O Território (The Territory) abre espaço também para o "outro lado" – ou pelo menos seus representantes visíveis. Lá está o agricultor Sergio, ligado a uma associação de produtores rurais instalada dentro do território Uru-Eu-Wau-Wau. Esse tipo de associação é uma fachada para dar boa aparência à invasão dos grileiros. Para o simplório Sérgio, é assim que se bota "o Brasil pra frente". Conhecemos também o colono Martins, que derruba árvores para os madeireiros e tem "fé" de que aquela terra lhe pertence. A lógica é sempre a mesma: colonos e pequenos agricultores são incentivados a ocupar a terra como pontas de lança do latifúndio, que aguarda um simulacro de legalização para então tomar posse.
É muito eficaz a forma como Alex Pritz pinta esse quadro em pinceladas sintéticas e sugestivas. A começar pela descrição da vida na aldeia, a relação entre Neidinha e os indígenas, e o progressivo desvelamento do contexto de agressões à floresta e resistência dos indígenas. Batité personifica uma nova geração ligada na conectividade, manuseando câmeras, celulares e drones na defesa do território.

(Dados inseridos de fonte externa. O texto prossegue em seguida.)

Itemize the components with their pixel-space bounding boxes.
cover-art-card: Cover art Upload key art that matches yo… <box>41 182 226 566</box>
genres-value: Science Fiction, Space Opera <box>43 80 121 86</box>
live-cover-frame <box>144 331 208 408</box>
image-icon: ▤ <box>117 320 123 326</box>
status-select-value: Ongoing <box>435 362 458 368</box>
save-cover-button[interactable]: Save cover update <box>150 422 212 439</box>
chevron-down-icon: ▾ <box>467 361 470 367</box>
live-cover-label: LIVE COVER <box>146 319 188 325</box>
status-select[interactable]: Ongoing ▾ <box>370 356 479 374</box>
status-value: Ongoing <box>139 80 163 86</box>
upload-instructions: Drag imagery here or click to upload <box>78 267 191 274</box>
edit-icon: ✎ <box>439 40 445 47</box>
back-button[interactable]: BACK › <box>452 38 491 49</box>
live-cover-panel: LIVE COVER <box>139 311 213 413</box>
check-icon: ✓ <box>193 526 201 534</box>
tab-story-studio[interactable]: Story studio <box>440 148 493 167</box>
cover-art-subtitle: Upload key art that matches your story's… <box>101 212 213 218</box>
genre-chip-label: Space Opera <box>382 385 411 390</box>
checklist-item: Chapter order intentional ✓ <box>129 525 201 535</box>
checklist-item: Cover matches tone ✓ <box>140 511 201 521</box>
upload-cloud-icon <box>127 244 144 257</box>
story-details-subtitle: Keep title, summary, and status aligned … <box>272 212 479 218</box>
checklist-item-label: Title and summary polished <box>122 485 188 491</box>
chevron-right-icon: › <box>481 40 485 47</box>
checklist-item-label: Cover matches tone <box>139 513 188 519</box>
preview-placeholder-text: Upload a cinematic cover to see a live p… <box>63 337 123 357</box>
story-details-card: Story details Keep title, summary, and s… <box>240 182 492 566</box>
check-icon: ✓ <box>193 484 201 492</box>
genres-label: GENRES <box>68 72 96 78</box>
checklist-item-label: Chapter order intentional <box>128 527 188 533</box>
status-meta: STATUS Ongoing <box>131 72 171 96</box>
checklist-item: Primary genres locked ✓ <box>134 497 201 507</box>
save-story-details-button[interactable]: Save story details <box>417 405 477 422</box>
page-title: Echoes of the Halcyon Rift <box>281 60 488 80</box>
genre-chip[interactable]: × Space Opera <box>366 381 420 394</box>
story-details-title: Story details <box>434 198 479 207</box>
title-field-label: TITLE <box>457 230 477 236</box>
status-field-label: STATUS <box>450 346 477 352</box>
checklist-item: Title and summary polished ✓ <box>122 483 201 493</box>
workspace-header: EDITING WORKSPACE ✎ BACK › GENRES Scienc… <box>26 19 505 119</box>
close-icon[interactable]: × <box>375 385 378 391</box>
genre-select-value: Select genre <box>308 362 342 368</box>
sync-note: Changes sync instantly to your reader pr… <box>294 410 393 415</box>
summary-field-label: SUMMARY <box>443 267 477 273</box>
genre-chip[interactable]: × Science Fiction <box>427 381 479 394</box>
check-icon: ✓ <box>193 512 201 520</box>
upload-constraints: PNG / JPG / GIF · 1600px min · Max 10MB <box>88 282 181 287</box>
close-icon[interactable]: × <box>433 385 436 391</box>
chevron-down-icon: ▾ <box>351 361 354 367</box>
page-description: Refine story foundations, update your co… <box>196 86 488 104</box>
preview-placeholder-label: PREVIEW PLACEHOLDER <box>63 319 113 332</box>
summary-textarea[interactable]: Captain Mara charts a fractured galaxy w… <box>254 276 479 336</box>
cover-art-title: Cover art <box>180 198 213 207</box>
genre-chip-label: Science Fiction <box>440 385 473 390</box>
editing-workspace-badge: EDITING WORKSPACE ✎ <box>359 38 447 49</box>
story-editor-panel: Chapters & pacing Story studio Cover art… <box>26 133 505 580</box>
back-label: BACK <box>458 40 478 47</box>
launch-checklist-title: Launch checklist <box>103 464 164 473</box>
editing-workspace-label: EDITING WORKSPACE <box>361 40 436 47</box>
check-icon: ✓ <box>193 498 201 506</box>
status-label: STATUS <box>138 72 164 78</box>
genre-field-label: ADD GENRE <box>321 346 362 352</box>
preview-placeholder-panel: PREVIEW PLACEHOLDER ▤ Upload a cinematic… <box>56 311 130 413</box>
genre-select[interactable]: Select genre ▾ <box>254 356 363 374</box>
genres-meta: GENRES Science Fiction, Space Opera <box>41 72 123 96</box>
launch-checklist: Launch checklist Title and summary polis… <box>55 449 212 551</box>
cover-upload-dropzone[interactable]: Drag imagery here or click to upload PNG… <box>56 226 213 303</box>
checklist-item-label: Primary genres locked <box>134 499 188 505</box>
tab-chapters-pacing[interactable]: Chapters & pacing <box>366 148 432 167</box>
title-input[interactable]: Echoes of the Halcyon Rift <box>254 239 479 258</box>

Aqui e ali, o documentário investe numa certa espetacularização, mas sem romper os limites da decência. A pontuação com bichinhos e insetos trai um pouco do padrão National Geographic. No cômputo geral, com suas imagens poderosas e narrativa envolvente, The Territory é um poderoso instrumento de denúncia internacional da destruição da Amazônia, estimulada sem disfarces pelo atual governo. Deixa claro também que a tenacidade dos povos originários na autodefesa se mantém e se renova.